Signs of strain are everywhere in discretionary categories. Passenger vehicle sales rose by 5.5% in April, largely on the back of higher-end multi-utility vehicles. But value segment car sales fell 5.4%. Two-wheeler sales—a barometer of middle-income consumption—dropped 11.8%.
Consumer durables are faring no better: AC sales fell 7.9%, refrigerator sales barely rose, and both categories are seeing negative or negligible five-year CAGR growth.
Outbound travel has also cooled, growing only 7% year-on-year in December, sharply lower from 21.2% a year ago. A five-year CAGR of 2% suggests that even affluent urban consumption is under pressure.
Retail bank lending, long the backbone of consumption, is slowing. Growth has dropped to 14.5% YoY (Ex-HDFC) in April from a peak of 21.3% in June 2023. This slowdown is broad-based—credit card growth is down to 10.6%, auto loans at 8.8%, mortgages at 14.7%. Loans against jewellery, however, have surged 107.6%, pointing to increased household financial stress.

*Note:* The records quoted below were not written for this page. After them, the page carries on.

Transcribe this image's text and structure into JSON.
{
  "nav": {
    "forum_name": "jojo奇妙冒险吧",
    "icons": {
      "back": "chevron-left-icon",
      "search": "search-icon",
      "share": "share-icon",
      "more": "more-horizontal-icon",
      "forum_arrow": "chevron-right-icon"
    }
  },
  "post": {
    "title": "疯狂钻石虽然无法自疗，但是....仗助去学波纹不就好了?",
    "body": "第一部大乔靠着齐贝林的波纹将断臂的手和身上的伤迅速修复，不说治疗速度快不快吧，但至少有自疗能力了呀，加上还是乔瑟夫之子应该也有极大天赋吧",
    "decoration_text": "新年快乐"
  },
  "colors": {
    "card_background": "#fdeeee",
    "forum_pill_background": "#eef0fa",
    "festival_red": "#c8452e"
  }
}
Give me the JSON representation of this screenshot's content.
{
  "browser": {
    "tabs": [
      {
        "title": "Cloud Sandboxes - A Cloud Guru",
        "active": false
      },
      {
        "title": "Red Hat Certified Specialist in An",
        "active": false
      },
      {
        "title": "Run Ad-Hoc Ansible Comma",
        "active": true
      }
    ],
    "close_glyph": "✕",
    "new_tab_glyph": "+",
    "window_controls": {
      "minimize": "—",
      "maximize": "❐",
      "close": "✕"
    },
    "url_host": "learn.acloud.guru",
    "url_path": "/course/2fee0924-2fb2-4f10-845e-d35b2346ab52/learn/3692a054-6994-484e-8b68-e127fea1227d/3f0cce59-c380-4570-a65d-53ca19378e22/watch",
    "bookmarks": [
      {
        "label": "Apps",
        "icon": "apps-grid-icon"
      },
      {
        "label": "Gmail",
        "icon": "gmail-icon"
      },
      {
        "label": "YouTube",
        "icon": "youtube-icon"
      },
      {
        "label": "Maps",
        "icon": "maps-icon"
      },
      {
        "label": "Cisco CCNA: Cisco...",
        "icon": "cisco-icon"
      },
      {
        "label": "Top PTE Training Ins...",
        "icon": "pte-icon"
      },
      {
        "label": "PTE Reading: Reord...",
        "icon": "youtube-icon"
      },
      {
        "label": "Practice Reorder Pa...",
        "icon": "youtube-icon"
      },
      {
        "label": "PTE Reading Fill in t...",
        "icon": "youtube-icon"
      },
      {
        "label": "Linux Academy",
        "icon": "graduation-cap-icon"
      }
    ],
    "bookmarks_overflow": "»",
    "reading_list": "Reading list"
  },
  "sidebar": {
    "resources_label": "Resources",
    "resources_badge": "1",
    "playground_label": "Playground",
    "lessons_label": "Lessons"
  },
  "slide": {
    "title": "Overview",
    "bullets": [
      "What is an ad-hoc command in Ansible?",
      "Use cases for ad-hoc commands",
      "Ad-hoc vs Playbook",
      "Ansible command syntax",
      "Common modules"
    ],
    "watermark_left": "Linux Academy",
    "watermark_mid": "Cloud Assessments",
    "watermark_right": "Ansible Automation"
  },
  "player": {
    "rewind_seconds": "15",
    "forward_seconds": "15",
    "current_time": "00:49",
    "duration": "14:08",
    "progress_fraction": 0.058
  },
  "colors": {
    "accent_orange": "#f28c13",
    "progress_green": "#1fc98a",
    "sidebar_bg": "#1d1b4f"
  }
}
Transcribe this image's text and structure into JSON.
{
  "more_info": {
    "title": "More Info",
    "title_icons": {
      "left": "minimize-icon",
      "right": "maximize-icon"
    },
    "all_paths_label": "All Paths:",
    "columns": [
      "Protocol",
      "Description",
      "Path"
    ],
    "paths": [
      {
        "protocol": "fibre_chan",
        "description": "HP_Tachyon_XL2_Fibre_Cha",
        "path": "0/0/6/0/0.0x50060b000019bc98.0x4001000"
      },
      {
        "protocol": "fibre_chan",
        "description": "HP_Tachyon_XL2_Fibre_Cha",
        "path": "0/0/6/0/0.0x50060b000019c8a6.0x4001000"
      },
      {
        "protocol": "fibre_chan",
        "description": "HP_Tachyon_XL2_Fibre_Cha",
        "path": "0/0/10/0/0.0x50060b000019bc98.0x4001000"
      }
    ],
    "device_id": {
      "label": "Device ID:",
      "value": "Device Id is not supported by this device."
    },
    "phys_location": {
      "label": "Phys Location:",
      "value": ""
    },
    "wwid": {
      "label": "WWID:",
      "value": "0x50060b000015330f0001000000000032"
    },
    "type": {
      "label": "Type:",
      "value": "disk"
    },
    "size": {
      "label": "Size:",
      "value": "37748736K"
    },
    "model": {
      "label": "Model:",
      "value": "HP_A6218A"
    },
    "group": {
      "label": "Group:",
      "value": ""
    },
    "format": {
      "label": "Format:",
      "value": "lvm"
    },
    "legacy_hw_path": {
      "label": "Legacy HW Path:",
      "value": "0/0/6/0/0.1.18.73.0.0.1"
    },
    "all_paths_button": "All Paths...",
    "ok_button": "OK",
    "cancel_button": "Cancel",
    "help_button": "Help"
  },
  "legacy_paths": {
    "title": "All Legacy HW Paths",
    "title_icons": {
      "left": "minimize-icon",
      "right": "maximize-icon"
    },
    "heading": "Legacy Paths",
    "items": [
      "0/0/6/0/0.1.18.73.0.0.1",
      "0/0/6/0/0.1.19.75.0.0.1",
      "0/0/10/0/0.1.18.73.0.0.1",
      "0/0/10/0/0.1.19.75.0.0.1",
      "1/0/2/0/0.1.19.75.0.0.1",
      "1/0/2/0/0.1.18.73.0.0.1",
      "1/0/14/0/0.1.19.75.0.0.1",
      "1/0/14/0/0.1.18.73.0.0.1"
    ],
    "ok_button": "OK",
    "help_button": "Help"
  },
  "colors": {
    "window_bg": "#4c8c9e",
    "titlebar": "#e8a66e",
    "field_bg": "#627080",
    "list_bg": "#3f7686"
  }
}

The RBI’s recent moves—rate cuts, CRR easing, and looser lending norms—are aimed at sparking leveraged consumption. But with household debt at 52% of disposable income, and stagnant income growth, the ability to borrow and spend remains constrained.
Corporate Check
Consumer goods companies echo the caution. Staples grew just 6% in revenue and 3% in volume in the March quarter. Margins were squeezed, and profits flat or falling. Rural markets held steadier than urban, but not by much.
In discretionary, the story is mixed. Value retail, jewellery, and alcohol showed strength, but QSRs and premium apparel struggled. EBITDA improvements in select firms like ABFRL were offset by weak showings at DMart and Raymond Lifestyle.
The common thread across both staples and discretionary segments: value is winning, while premium falters.